Montag, 15. November 2010

Mein Name ist Hans Offenbach. Ich bin, seit meiner Geburt, Gegenstand des sog. Börjeson-Forssman-Lehmann-Syndroms. Auf dem Weg zur Arbeit muss ich an vieles denken, die Gegenstände, die überall herumliegen, bemerke ich nicht: Münzen, Drahtzwillen, Zeitungsartikel, Visitenkarten, Ankündigungen für ein Musikfestival in der Ferropolis, blühende Ästchen, eben herniedergefallene Regentropfen auf dem grauen, unebenen Asphalt unserer Städte. (Pause.) Ich nehme den Telefonhörer ab. Im Norden der Stadt werden die Mülltonnen in die großen Müllwagen geleert, eine automatische Vorrichtung am hinteren Ende der Müllwagen hat es ermöglicht, ich frage mich... Es ist noch Schinken da, in meinem kleinen Kühlschrank. Ich lege den Hörer des Telefons zurück. Ein Briefträger schüttelt mit dem Kopf, ein Stern explodiert ganz still in seiner Galaxie 2,52 Millionen Lichtjahre entfernt, und ein kleiner fuchsartiger Hund, der eben durch die Anlage läuft, bellt nicht. Lange Zeit hatte es mir Spaß gemacht ,mit meinem gebrauchten Mercedes SL fast lautlos um die Kurven der Stadt zu fahren. Es gefiel mir, in großer Geschwindigkeit von meinem Auto aus in Ruhe die Stadt zu betrachten. Dann bog ich eines Morgens von der Zschocherschen Straße rechts in die Karl-Heine-Straße und sah eine Art Vogel auf einem Straßenschild vor einem dort ansässigen veganen Gastronomiebetrieb sitzen. Er bewegte sich nicht. Dann grub dieser Vogel plötzlich heftig mit seinem Schnabel in seinem eigenen Bauchgefieder herum und brachte einen Büschel hellen Flaums ans Licht. Und dann saß er wieder wie vorher, als sei er nicht lebendig, ein Vogel, eine Art Vogel aus Stein, nur das in der Spitze seines geschlossenen Schnabels nun die feinen Federchen eines Büschels Bauchgefieder in den Böen des ziehenden Sturmwindes flatterten. Es war mir, als würde dies nun niemals enden. Das alles sah ich und sah ich. Von dort, wo ich war. Ich sah es, von dort, wo ich war, dort aus meinem Gebrauchtwagen heraus, diesem schlimmen Kasten meines veruntreuten Lebens. Da verlor ich alle Lust an der Fahrerei und ging in Zukunft immer zu Fuß. Jetzt sah ich nichts mehr. Ich habe aber das Auto noch, meinen Mercedes SL; es steht bei uns in der Garage, und niemand benutzt es, nur meine Mutter, wenn sie zum Arzt muss. Vielleicht bekomme ich ja doch eines Tages Lust, selbst wieder damit zu fahren. (Pause.) Vor 700 Tagen war mein 62. Geburtstag.

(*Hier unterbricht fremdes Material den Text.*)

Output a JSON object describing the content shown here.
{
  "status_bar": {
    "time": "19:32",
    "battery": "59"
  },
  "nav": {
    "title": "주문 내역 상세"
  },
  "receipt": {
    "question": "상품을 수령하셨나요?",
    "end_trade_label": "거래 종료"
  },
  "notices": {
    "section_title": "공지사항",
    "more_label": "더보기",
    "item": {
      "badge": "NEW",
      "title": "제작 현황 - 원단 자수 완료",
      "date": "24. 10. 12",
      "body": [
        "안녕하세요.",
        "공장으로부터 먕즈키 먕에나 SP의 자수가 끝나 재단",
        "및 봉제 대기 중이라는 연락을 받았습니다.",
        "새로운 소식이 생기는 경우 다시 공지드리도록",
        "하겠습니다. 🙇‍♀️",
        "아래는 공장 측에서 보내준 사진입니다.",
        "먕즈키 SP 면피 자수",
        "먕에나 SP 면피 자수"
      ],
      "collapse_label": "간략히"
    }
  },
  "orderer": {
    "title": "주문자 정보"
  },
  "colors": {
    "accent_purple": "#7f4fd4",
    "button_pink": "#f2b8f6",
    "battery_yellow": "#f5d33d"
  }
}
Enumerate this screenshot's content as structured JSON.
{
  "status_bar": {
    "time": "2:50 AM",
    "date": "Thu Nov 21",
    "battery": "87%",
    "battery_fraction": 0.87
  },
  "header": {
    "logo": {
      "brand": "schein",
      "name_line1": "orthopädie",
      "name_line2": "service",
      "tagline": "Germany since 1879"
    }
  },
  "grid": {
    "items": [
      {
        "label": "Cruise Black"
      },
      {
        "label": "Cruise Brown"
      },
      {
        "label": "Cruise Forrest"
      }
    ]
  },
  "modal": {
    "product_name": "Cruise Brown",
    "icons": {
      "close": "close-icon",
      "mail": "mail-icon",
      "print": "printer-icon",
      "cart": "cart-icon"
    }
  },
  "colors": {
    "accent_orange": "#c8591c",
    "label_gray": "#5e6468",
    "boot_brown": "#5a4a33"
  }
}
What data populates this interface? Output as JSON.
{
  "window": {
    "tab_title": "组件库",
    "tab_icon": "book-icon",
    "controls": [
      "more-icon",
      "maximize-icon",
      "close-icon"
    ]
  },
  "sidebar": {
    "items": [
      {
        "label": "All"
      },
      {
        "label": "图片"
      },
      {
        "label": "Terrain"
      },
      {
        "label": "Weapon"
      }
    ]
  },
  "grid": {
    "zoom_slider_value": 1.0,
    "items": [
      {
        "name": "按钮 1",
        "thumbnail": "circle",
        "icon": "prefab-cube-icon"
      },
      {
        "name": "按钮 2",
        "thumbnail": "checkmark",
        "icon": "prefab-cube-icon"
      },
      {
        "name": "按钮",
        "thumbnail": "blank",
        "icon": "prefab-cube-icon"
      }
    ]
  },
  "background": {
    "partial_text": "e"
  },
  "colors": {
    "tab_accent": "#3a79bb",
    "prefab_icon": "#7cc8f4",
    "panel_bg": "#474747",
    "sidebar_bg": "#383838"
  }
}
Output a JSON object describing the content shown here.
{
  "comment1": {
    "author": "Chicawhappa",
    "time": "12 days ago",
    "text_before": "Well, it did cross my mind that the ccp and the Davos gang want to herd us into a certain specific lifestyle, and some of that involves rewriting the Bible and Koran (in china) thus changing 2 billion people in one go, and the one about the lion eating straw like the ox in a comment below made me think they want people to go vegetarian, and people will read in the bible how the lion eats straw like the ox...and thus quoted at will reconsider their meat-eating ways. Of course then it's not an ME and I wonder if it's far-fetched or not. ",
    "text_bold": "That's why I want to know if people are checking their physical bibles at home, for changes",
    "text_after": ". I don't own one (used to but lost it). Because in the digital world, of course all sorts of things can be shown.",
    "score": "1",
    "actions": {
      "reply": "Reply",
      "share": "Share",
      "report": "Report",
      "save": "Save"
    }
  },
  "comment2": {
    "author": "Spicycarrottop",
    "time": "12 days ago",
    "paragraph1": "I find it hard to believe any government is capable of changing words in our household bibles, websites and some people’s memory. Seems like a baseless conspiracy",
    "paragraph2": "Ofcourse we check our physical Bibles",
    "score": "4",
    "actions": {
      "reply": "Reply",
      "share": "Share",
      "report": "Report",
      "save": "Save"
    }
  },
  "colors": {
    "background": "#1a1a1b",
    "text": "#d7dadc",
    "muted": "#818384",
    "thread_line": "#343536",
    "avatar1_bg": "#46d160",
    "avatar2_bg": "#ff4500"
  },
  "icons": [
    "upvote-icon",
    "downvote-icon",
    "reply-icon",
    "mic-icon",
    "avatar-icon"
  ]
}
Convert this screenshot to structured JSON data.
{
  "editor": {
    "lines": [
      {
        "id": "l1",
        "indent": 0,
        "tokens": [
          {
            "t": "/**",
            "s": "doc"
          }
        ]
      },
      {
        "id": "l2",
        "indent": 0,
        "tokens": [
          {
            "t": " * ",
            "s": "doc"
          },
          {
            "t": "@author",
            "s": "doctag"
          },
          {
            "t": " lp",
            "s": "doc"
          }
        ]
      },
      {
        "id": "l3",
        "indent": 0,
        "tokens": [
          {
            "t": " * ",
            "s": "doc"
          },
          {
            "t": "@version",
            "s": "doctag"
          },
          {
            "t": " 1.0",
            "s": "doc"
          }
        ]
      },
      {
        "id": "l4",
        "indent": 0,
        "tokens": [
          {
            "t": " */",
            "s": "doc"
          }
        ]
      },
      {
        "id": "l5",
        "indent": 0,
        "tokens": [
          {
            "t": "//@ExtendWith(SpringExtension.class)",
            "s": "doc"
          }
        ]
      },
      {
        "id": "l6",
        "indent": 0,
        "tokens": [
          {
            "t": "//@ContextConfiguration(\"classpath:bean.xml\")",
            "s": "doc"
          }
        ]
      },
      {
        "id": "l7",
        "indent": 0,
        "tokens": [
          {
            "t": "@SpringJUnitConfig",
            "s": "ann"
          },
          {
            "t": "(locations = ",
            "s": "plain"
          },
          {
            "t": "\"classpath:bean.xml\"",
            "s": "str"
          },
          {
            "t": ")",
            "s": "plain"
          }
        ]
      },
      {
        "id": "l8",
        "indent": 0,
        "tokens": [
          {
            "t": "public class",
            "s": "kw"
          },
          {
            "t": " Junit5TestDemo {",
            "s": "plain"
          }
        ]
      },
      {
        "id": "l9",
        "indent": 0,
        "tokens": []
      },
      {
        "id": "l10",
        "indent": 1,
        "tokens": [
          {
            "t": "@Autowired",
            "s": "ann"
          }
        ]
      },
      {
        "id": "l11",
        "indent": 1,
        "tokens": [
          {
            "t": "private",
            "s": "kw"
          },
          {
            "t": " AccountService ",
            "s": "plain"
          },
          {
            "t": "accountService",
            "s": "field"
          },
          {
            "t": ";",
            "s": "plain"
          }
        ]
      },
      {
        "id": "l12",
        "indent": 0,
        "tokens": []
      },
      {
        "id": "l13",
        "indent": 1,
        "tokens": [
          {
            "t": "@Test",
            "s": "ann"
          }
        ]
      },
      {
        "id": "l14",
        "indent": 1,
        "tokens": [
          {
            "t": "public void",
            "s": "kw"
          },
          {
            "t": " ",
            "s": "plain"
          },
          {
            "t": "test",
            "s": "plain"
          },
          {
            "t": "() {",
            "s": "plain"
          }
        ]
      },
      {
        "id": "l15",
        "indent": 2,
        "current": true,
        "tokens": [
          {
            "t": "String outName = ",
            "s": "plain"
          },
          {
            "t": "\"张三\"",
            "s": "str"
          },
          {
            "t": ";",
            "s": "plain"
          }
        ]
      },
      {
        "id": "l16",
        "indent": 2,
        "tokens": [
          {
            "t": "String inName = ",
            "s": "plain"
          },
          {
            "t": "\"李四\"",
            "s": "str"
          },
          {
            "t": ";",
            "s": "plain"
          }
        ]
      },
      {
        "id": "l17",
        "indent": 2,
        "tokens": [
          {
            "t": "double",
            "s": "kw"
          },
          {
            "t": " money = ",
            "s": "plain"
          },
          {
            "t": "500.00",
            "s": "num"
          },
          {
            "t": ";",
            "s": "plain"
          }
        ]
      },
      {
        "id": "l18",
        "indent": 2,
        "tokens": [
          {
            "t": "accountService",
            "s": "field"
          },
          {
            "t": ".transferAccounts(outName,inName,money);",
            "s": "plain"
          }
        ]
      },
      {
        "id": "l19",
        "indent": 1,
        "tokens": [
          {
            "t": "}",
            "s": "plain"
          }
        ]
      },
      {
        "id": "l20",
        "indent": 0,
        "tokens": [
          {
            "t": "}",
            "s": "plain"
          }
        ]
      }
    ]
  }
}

Aus: Hannes Becker - Westliche Werte

1 Kommentar:

  1. Aber ich habe den Vogel mit dem im Wind und im Schnabel zitternden Bauchfederchen auch am nächsten und am übernächsten Tage gesehen, und, als Oskar Theo vor zwei Tagen auf die Welt kam, zitterte es noch immer - es hatte durch die Feierlichkeit dieser Stunde eine leise und goldene Feierlichkeit im Zittern bekommen, es stimmt, der Vogel blinzelte nicht, aber alles deutete darauf hin, dass auch Hans Offenbach es hätte sehen müssen, und aufgwacht wäre -hätte er nicht genau am selbigen Tage einen Umweg genommen, der ihn an einem Reh vorbeiführte, das aus einem trüben Papierkorb etwas ass; es entging Hans Offenbach, aber Oskar Theo war da und es entstanden neue Möglichkeiten.